Дело в том, что я всю жизнь ее любила. Задолго до этого кино я прочла про нее все. Ее юмор, сарказм, грубость, за которыми пряталась очень ранимая душа, — мне все это близко. Раньше мне иногда говорили: «Ты прямо Раневская...» Но когда появилось это предложение, я испугалась.
Изначально должны были играть четыре актрисы: совсем девочка, юная девушка — 16—25 лет, женщина до 50, а потом бабушка. Я пробовалась на юную. Мне исполнилось двадцать семь, и я переживала, что слишком старенькая. Утешало, что молодую Раневскую никто не знает — ни как выглядела, ни как себя вела. Все знают только бабушку фрекен Бок и «Муля, не нервируй меня».
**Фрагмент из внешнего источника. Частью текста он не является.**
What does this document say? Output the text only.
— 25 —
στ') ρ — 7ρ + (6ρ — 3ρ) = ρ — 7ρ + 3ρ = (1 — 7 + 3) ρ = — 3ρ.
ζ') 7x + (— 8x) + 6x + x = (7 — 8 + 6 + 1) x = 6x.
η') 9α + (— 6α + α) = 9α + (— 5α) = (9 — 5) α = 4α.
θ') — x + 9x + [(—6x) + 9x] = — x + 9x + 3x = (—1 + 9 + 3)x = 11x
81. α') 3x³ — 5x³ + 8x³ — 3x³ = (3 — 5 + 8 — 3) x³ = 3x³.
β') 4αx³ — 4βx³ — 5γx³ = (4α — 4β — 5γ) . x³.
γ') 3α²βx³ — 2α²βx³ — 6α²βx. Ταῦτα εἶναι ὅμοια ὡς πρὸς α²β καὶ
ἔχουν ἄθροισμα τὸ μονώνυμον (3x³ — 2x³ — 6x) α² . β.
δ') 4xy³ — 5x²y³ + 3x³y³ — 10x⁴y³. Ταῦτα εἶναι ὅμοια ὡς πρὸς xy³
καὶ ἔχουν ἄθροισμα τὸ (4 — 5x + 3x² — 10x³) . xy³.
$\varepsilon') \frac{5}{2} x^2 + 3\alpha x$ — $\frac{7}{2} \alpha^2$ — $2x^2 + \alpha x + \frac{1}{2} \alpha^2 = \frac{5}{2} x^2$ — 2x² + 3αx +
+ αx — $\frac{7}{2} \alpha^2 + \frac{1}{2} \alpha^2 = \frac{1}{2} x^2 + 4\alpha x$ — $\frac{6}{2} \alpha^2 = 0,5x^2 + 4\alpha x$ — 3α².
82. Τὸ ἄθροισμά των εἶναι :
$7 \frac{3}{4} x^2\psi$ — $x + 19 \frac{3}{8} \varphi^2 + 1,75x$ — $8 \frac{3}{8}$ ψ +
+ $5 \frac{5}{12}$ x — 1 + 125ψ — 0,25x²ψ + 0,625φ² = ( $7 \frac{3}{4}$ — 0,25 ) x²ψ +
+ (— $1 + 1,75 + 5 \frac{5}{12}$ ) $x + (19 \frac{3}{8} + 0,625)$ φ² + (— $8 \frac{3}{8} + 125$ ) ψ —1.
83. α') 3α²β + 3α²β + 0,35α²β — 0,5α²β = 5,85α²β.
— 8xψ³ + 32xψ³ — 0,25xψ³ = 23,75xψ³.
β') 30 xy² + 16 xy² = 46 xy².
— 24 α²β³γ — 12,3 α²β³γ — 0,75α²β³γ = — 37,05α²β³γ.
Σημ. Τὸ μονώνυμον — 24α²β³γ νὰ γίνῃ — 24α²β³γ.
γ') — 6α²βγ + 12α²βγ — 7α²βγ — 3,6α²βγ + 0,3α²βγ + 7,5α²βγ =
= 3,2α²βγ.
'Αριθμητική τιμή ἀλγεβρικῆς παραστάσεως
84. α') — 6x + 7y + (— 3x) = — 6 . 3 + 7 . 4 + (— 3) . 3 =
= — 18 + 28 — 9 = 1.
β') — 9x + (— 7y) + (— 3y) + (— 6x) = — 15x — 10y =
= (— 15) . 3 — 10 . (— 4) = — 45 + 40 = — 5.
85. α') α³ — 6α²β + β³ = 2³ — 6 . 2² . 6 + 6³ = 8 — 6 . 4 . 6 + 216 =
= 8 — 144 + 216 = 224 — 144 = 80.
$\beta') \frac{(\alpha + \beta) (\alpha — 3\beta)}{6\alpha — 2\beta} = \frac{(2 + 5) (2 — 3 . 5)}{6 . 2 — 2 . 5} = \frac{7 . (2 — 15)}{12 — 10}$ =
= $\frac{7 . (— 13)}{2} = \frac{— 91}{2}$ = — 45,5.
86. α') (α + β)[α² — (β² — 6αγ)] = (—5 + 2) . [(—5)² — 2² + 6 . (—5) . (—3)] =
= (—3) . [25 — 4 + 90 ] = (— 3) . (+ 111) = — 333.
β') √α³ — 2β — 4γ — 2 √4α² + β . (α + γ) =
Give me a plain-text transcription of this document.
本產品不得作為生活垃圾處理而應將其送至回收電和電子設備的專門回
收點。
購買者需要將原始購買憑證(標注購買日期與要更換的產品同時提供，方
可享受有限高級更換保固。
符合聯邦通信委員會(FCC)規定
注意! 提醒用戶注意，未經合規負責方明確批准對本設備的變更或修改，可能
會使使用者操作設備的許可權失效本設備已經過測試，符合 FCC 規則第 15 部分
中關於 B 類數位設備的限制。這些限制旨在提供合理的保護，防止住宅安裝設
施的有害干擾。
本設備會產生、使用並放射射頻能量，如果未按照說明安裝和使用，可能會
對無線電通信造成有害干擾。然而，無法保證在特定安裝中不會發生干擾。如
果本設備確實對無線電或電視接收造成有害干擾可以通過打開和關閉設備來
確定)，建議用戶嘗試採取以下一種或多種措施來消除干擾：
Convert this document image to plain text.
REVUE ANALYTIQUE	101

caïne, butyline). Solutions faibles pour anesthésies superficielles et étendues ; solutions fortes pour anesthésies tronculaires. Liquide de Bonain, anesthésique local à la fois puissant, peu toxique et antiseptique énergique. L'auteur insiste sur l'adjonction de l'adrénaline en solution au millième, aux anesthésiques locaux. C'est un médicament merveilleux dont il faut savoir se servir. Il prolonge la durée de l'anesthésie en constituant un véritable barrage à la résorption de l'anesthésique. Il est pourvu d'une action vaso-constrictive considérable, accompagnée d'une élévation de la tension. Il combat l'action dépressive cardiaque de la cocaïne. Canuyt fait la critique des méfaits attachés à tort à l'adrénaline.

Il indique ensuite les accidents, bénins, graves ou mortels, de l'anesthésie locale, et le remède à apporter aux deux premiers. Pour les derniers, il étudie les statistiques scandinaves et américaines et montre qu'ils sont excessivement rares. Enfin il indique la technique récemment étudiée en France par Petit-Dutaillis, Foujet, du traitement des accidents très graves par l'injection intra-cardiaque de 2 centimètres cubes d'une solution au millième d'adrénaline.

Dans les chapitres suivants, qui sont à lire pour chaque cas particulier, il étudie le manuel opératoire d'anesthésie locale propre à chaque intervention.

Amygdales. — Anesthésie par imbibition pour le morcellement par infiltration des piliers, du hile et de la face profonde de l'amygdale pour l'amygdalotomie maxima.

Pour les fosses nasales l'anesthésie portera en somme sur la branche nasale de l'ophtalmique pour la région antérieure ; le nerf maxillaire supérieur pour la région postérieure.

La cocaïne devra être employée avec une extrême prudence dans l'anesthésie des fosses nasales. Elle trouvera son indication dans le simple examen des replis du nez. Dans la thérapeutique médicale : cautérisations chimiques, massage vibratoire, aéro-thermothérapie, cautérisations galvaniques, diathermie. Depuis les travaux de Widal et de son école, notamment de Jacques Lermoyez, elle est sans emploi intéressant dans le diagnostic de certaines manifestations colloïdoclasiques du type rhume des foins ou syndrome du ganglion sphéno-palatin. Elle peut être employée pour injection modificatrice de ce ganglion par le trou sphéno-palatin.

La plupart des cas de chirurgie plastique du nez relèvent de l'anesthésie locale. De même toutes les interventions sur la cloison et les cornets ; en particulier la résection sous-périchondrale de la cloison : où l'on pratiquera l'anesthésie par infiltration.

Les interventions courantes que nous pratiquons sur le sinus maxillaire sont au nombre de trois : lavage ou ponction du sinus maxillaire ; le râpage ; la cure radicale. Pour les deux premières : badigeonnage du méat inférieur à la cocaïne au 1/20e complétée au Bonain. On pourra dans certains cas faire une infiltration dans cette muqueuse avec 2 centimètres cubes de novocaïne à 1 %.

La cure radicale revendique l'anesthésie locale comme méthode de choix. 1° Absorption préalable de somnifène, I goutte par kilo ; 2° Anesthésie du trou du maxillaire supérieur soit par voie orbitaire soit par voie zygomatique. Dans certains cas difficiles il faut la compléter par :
Пробовала меня первый продюсер — дивная Галина Балан-Тимкина из Киева. Именно она все это и затеяла. Рассказывала мне потом, что чуть ли не все СНГ объездила в поисках Раневской. После проб прошло примерно полгода, и только тогда я от нее узнала, что меня пока неофициально, но утвердили. Я потеряла дар речи.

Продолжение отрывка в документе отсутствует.